The NHS app may not be ready for use as a vaccine passport when international travel resumes, Downing Street has admitted.

Holidaymakers visiting most popular foreign destinations will be required to show evidence that they have been vaccinated, received a recent negative test or have coronavirus antibodies.

Transport Secretary Grant Shapps has previously said the NHS app – which is currently used to book medical appointments and order repeat prescriptions – will be able to display evidence that someone in England has been vaccinated or tested.

But the Prime Minister’s official spokesman indicated that officials are working on alternative plans for when international travel resumes, which is expected on May 17 for people in England.

“Mr Shapps set out the approach we are looking to take,” the spokesman said.

“Obviously we will be able to confirm ahead of the 17th at the earliest what measures are used for those initial countries that are available for travel, be it the app or another approach.”

The spokesman added: “There are other routes to achieving the same end-goal. We are working on the app at the moment, at pace, to have it ready, and we will be able to confirm ahead of the 17th at the earliest what approaches we will be using.”

Henk van Klaveren, head of public affairs at trade body The Airport Operators Association, said enabling the app to prove a user’s vaccine status “should be a relatively simple technical step” but he is “not as confident” about whether it will integrate test results.

He told the All-Party Parliamentary Group (APPG) on Coronavirus it “has to be the case” that the UK has a “four-nation approach” to the issue.

Covid-19 vaccine doses in the UK
(PA Graphics)

He said: “From Wales, Northern Ireland and Scotland there is currently no road map on how international travel will restart.

“And similarly, there is no approach at the moment on a four-nation basis for a vaccine passport.”

Premier League executive director Bill Bush told the hearing that “we do support some form of certification for our events”, suggesting that the alternative was restrictions in the form of social distancing and smaller crowds.

He described a form of certification, provided it was voluntary, as “burdensome” but an “acceptable” way to allow fans to attend matches.

Professor Stephen Reicher, from the University of St Andrews and a member of the Sage sub-committee advising on behavioural science, told the APPG that vaccination of white people is “much higher” than black people, and urged the Government to be “very careful not to exacerbate that” in relation to the use of coronavirus passports for domestic use, such as to gain entry to a pub or restaurant.

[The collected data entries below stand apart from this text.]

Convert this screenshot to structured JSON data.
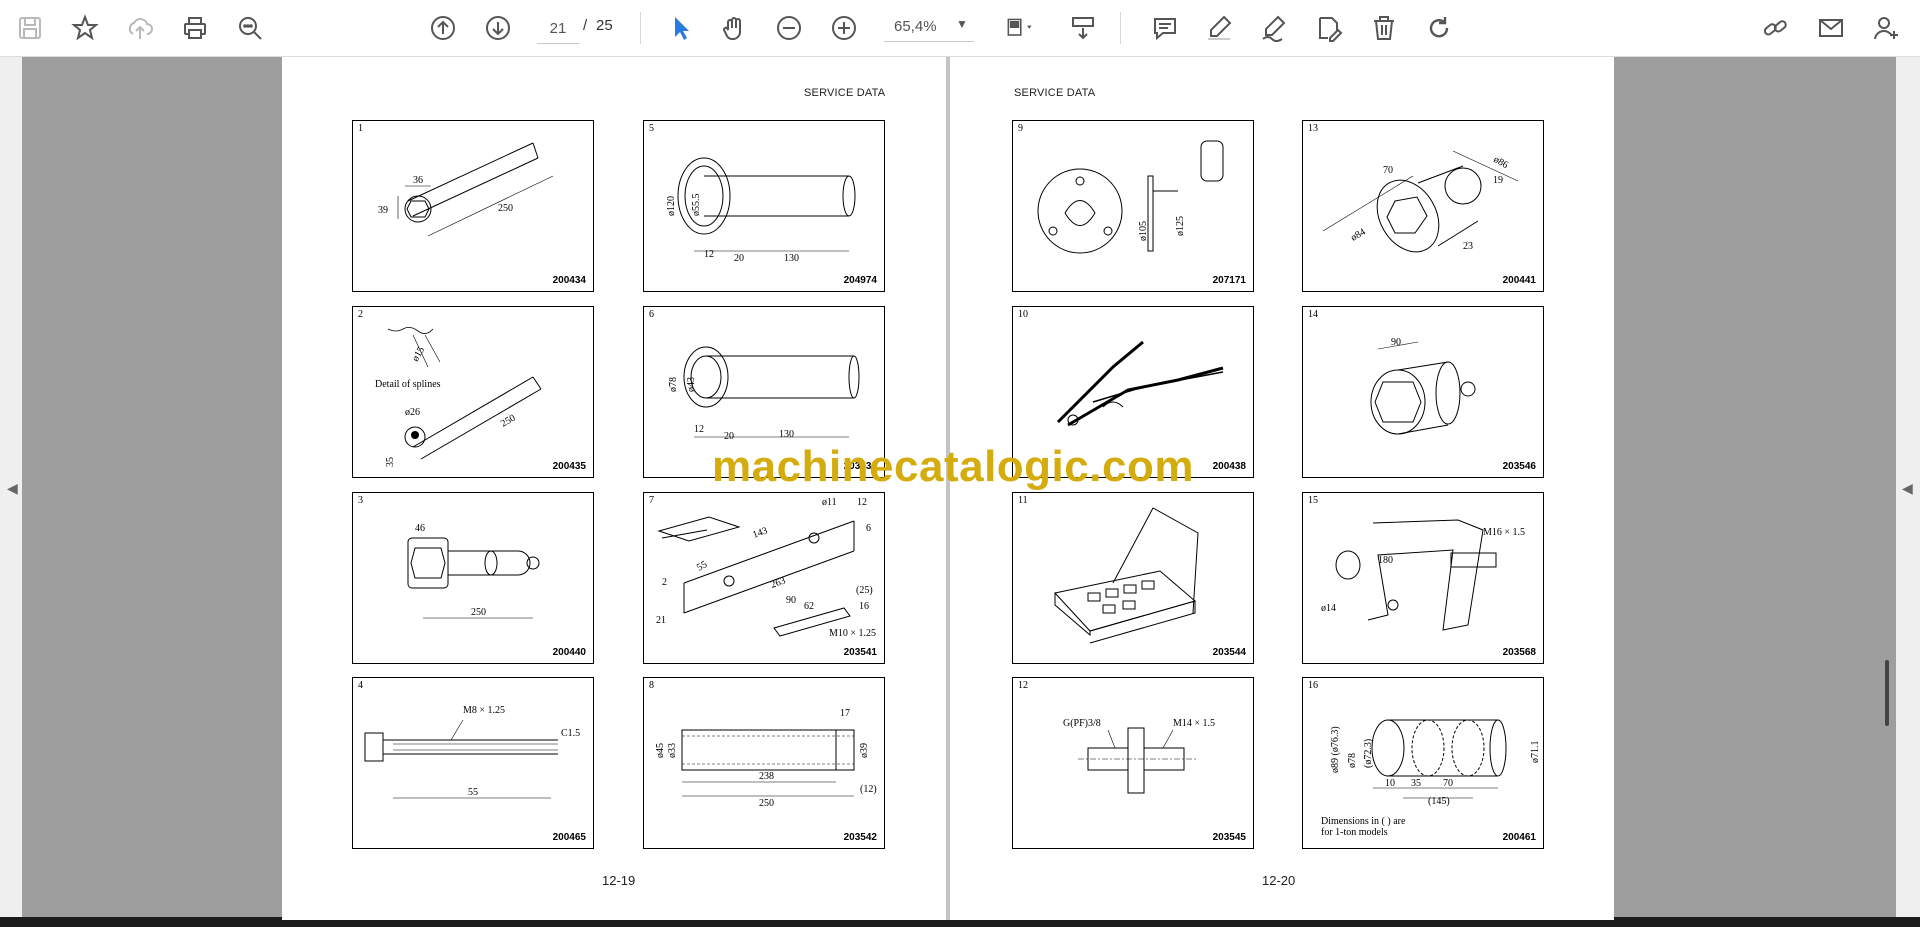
{
  "toolbar": {
    "icons": [
      "save-icon",
      "bookmark-star-icon",
      "upload-cloud-icon",
      "print-icon",
      "zoom-search-icon",
      "page-up-icon",
      "page-down-icon",
      "select-cursor-icon",
      "hand-tool-icon",
      "zoom-out-icon",
      "zoom-in-icon",
      "page-fit-icon",
      "scroll-mode-icon",
      "comment-icon",
      "highlight-pen-icon",
      "draw-icon",
      "sign-icon",
      "delete-icon",
      "rotate-icon",
      "link-icon",
      "mail-icon",
      "add-user-icon"
    ],
    "page_current": "21",
    "page_separator": "/",
    "page_total": "25",
    "zoom": "65,4%",
    "accent_color": "#2a7ae4"
  },
  "document": {
    "left_page": {
      "header": "SERVICE DATA",
      "footer": "12-19",
      "cells": [
        {
          "num": "1",
          "code": "200434",
          "labels": [
            "36",
            "39",
            "250"
          ]
        },
        {
          "num": "5",
          "code": "204974",
          "labels": [
            "ø120",
            "ø55.5",
            "12",
            "20",
            "130"
          ]
        },
        {
          "num": "2",
          "code": "200435",
          "labels": [
            "Detail of splines",
            "ø26",
            "35",
            "250",
            "ø15"
          ]
        },
        {
          "num": "6",
          "code": "203536",
          "labels": [
            "ø78",
            "ø43",
            "12",
            "20",
            "130"
          ]
        },
        {
          "num": "3",
          "code": "200440",
          "labels": [
            "46",
            "250"
          ]
        },
        {
          "num": "7",
          "code": "203541",
          "labels": [
            "ø11",
            "12",
            "6",
            "55",
            "143",
            "263",
            "2",
            "21",
            "(25)",
            "16",
            "90",
            "62",
            "M10 × 1.25"
          ]
        },
        {
          "num": "4",
          "code": "200465",
          "labels": [
            "M8 × 1.25",
            "C1.5",
            "55"
          ]
        },
        {
          "num": "8",
          "code": "203542",
          "labels": [
            "17",
            "ø45",
            "ø33",
            "ø39",
            "238",
            "250",
            "(12)"
          ]
        }
      ]
    },
    "right_page": {
      "header": "SERVICE DATA",
      "footer": "12-20",
      "cells": [
        {
          "num": "9",
          "code": "207171",
          "labels": [
            "ø105",
            "ø125"
          ]
        },
        {
          "num": "13",
          "code": "200441",
          "labels": [
            "70",
            "ø86",
            "19",
            "ø84",
            "23"
          ]
        },
        {
          "num": "10",
          "code": "200438",
          "labels": []
        },
        {
          "num": "14",
          "code": "203546",
          "labels": [
            "90"
          ]
        },
        {
          "num": "11",
          "code": "203544",
          "labels": []
        },
        {
          "num": "15",
          "code": "203568",
          "labels": [
            "M16 × 1.5",
            "180",
            "ø14"
          ]
        },
        {
          "num": "12",
          "code": "203545",
          "labels": [
            "G(PF)3/8",
            "M14 × 1.5"
          ]
        },
        {
          "num": "16",
          "code": "200461",
          "labels": [
            "ø89 (ø76.3)",
            "ø78",
            "(ø72.3)",
            "ø71.1",
            "10",
            "35",
            "70",
            "(145)",
            "Dimensions in ( ) are",
            "for 1-ton models"
          ]
        }
      ]
    }
  },
  "watermark": "machinecatalogic.com"
}
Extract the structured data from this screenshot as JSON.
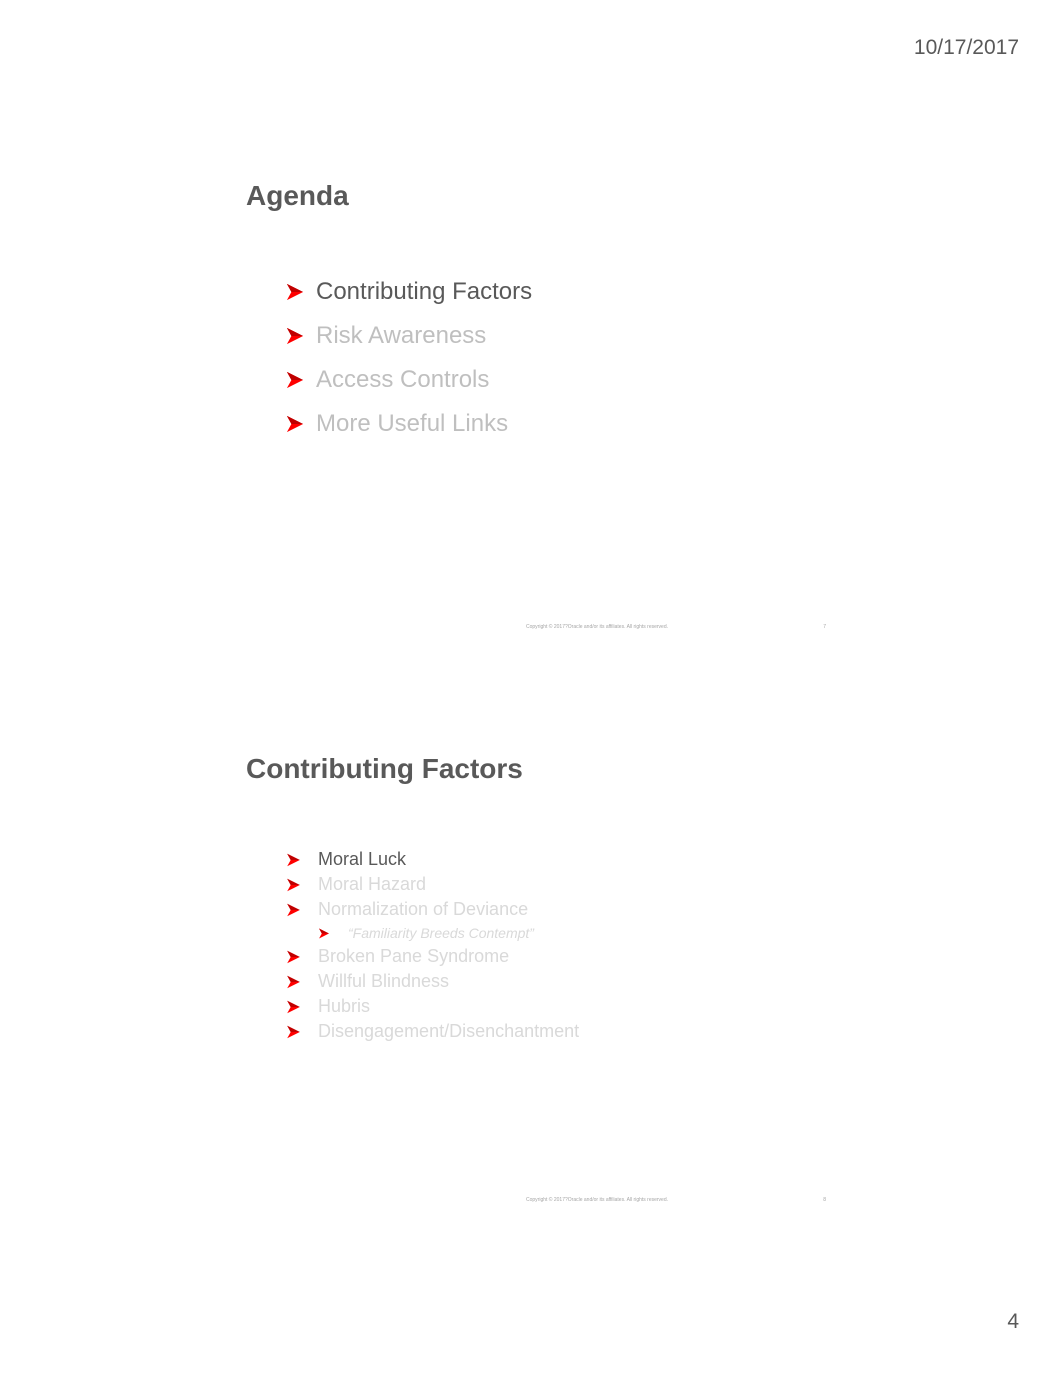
{
  "header": {
    "date": "10/17/2017"
  },
  "page_number": "4",
  "slides": [
    {
      "title": "Agenda",
      "items": [
        {
          "label": "Contributing Factors",
          "state": "active"
        },
        {
          "label": "Risk Awareness",
          "state": "inactive"
        },
        {
          "label": "Access Controls",
          "state": "inactive"
        },
        {
          "label": "More Useful Links",
          "state": "inactive"
        }
      ],
      "footer": {
        "copyright": "Copyright © 2017?Oracle and/or its affiliates. All rights reserved.",
        "slide_number": "7"
      }
    },
    {
      "title": "Contributing Factors",
      "items": [
        {
          "label": "Moral Luck",
          "state": "active"
        },
        {
          "label": "Moral Hazard",
          "state": "inactive"
        },
        {
          "label": "Normalization of Deviance",
          "state": "inactive"
        },
        {
          "label": "“Familiarity Breeds Contempt”",
          "state": "inactive",
          "level": 2
        },
        {
          "label": "Broken Pane Syndrome",
          "state": "inactive"
        },
        {
          "label": "Willful Blindness",
          "state": "inactive"
        },
        {
          "label": "Hubris",
          "state": "inactive"
        },
        {
          "label": "Disengagement/Disenchantment",
          "state": "inactive"
        }
      ],
      "footer": {
        "copyright": "Copyright © 2017?Oracle and/or its affiliates. All rights reserved.",
        "slide_number": "8"
      }
    }
  ],
  "colors": {
    "bullet": "#ff0000",
    "active_text": "#595959",
    "inactive_text": "#bfbfbf"
  }
}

He said: “If a particular intervention, a particular form of vaccine passport, creates alienation and undermines the level of vaccine take up, then it’s counterproductive, then that limits our ability to make people safe and limits our ability to reopen our society at every level.”

He added: “There’s a real danger that this pandemic will become a pandemic of inequalities, with certain pockets of marginal communities, of deprived communities, in which people are more exposed and in which people are less vaccinated.”

Karren Brady, member of the APPG and vice-chair of West Ham United Football Club, said: “Sadly, serious questions remain over how Covid passports would work and how effective they would be, whether for domestic events or international travel.

“We still don’t know how long immunity from vaccines lasts, whether a streamlined digital system can be introduced in time for this summer and if it will include Covid test results.

“The UK Government should work with the aviation and events industries to provide answers to these practical challenges.”